In the aftermath of John Brown's raid, Kentucky governor Beriah Magoffin sought measures that would ensure that such an affair would not happen in the Commonwealth.
Governor Magoffin addressed the Kentucky General Assembly in December 1859 and outlined his recommendations to make the Bluegrass a safer state. Reading his words, I could not help mentally making modern comparisons to the measures that our government made after the 9/11 attacks. We formed a Homeland Security; he called for a stronger militia presence. We increased airport security; he called for greater restrictions on traveling peddlers and free African Americans.
Probably the strongest recommendation that Magoffin made was for the reorganization of the Kentucky militia system, which he viewed as ineffective in its 1859 existence. He clearly expressed what he saw as the possible consequences of this oversight. "In case of insurrection, the enforcement of the laws by the executive, the suppression of mobs, or protection from internal or external dangers, there is scarcely a single volunteer company which could be called into service."
The Harpers Ferry raid was foremost in mind in this planning. He continued, "Threatening dangers and a sense of security require it [militia reorganization]. The Harpers Ferry affair warns us that we know not at what moment we may have need for an active, ardent, reliable, patriotic, well-disciplined, and thoroughly organized militia in Kentucky." He placed blamed, or at least compliance, on the Republican Party for the attempted insurrection at Harpers Ferry. "If this affair was not planned by some of the most distinguished leaders and ministers of the Abolition and Republican party, they had knowledge of it.

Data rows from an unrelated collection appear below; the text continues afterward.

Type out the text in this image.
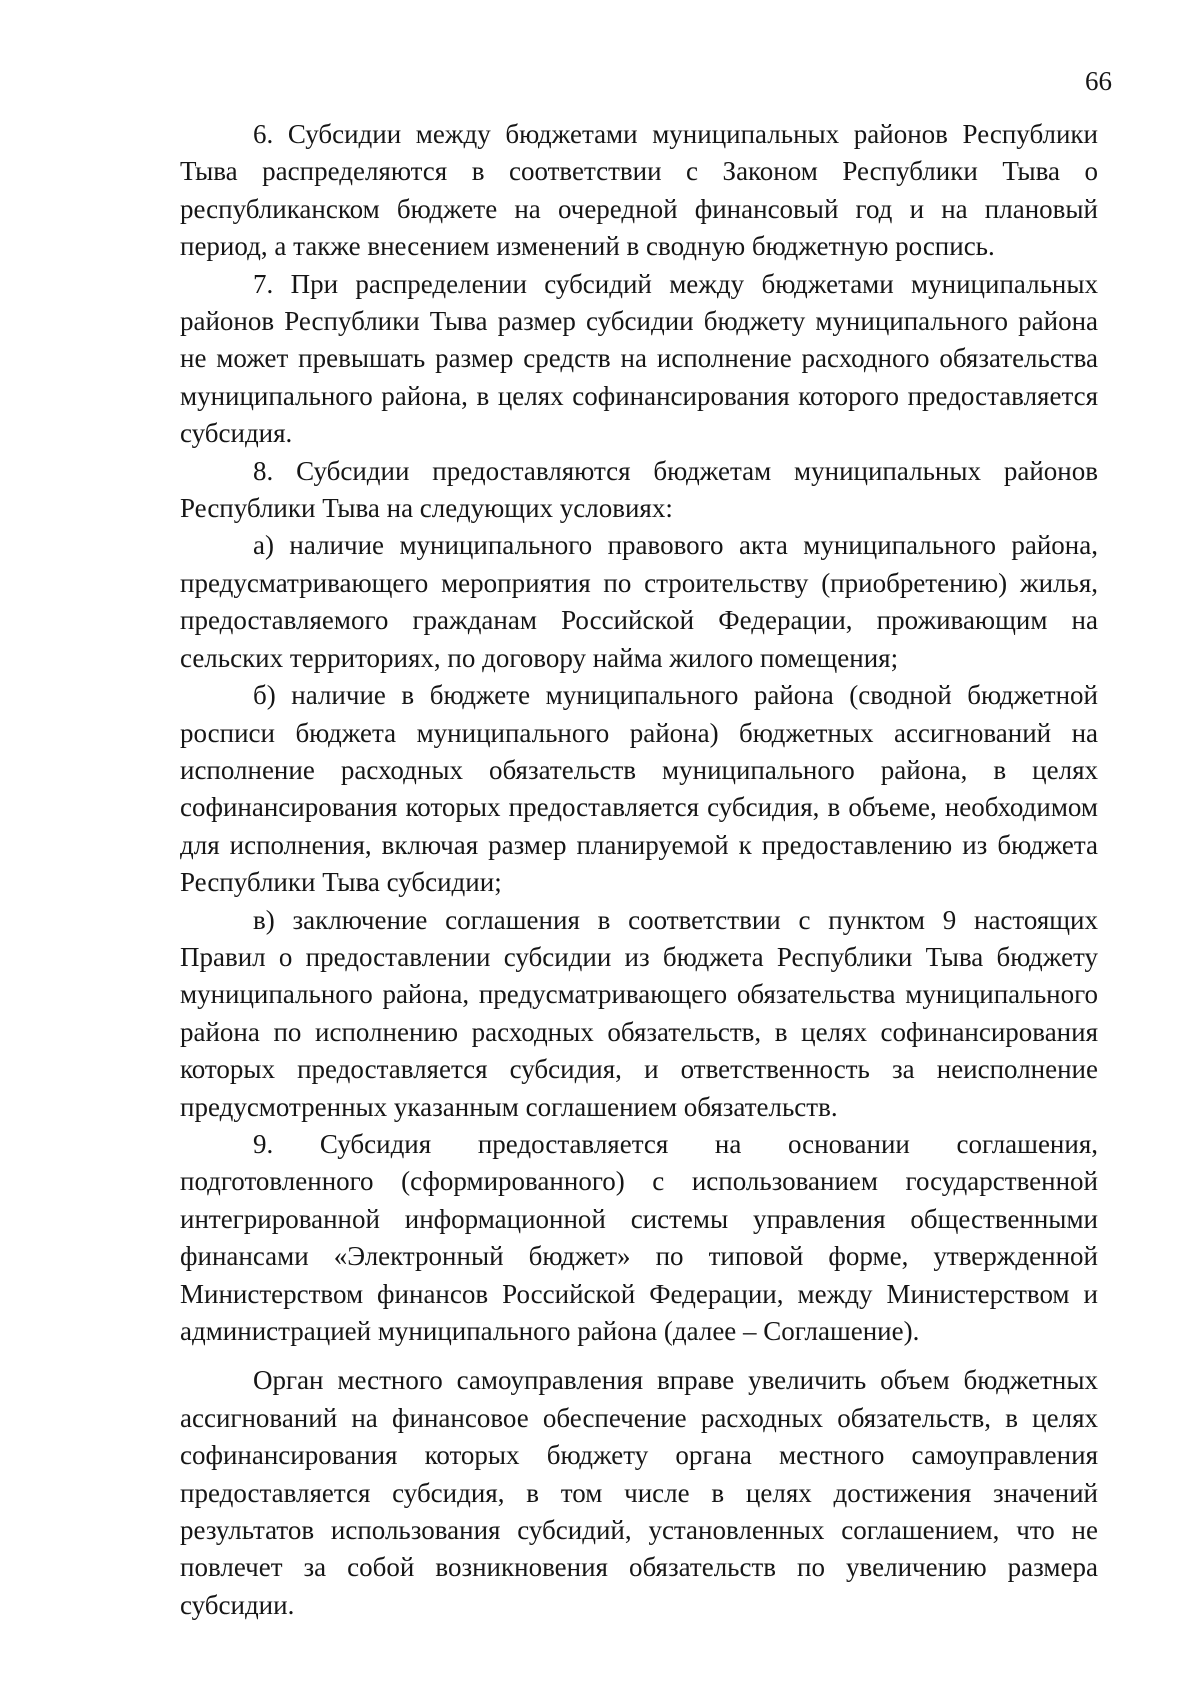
66

6. Субсидии между бюджетами муниципальных районов Республики Тыва распределяются в соответствии с Законом Республики Тыва о республиканском бюджете на очередной финансовый год и на плановый период, а также внесением изменений в сводную бюджетную роспись.

7. При распределении субсидий между бюджетами муниципальных районов Республики Тыва размер субсидии бюджету муниципального района не может превышать размер средств на исполнение расходного обязательства муниципального района, в целях софинансирования которого предоставляется субсидия.

8. Субсидии предоставляются бюджетам муниципальных районов Республики Тыва на следующих условиях:

а) наличие муниципального правового акта муниципального района, предусматривающего мероприятия по строительству (приобретению) жилья, предоставляемого гражданам Российской Федерации, проживающим на сельских территориях, по договору найма жилого помещения;

б) наличие в бюджете муниципального района (сводной бюджетной росписи бюджета муниципального района) бюджетных ассигнований на исполнение расходных обязательств муниципального района, в целях софинансирования которых предоставляется субсидия, в объеме, необходимом для исполнения, включая размер планируемой к предоставлению из бюджета Республики Тыва субсидии;

в) заключение соглашения в соответствии с пунктом 9 настоящих Правил о предоставлении субсидии из бюджета Республики Тыва бюджету муниципального района, предусматривающего обязательства муниципального района по исполнению расходных обязательств, в целях софинансирования которых предоставляется субсидия, и ответственность за неисполнение предусмотренных указанным соглашением обязательств.

9. Субсидия предоставляется на основании соглашения, подготовленного (сформированного) с использованием государственной интегрированной информационной системы управления общественными финансами «Электронный бюджет» по типовой форме, утвержденной Министерством финансов Российской Федерации, между Министерством и администрацией муниципального района (далее – Соглашение).

Орган местного самоуправления вправе увеличить объем бюджетных ассигнований на финансовое обеспечение расходных обязательств, в целях софинансирования которых бюджету органа местного самоуправления предоставляется субсидия, в том числе в целях достижения значений результатов использования субсидий, установленных соглашением, что не повлечет за собой возникновения обязательств по увеличению размера субсидии.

It received their countenance and support. It was a wide-spread and hellish conspiracy against the slave States and the longer continuance of the Union."
The furiously conservative Magoffin ran off a long indictment list, "They [Harpers Ferry conspirators] were not willing to wait until they could effect their purpose by constitutional and peaceful measures; it was too slow and uncertain. They were willing to do it by violence; to effect it in disregard for the constitution and laws; to change this government into mob outrage and desecration; to plot rebellion and insurrection; to shed blood of the innocent; to commit arson and to murder and rob an unoffending and unsuspecting portion of the loyal citizens of this country; to commit treason and break up this glorious republic; to let the end justify the means, and to do anything to make money and get place and power."
Magoffin's militia call was quickly heeded by Kentuckians. Militia reform would eventually come with creation of the State Guard in March 1860, but even before then militia companies were formed in response. In the December 17, 1859 edition of the Covington [Kentucky] Journal, a small noticed was placed that had been reprinted from the Georgetown Gazette. "A military company has been organized at the Stamping Ground [Scott County]. A movement is on foot to organize a company at Turkey Foot. These, with the 'Georgetown Guards,' will make three companies in the county. Let the ghost of old John Brown come along; who's afraid now?"
Kentucky clearly feared that they were in a vulnerable position and possibly susceptible to a Harpers Ferry-like action. Governor Magoffin, as state executive, attempted to ensure that would not happen, or if it happened, an appropriate response would meet the threat.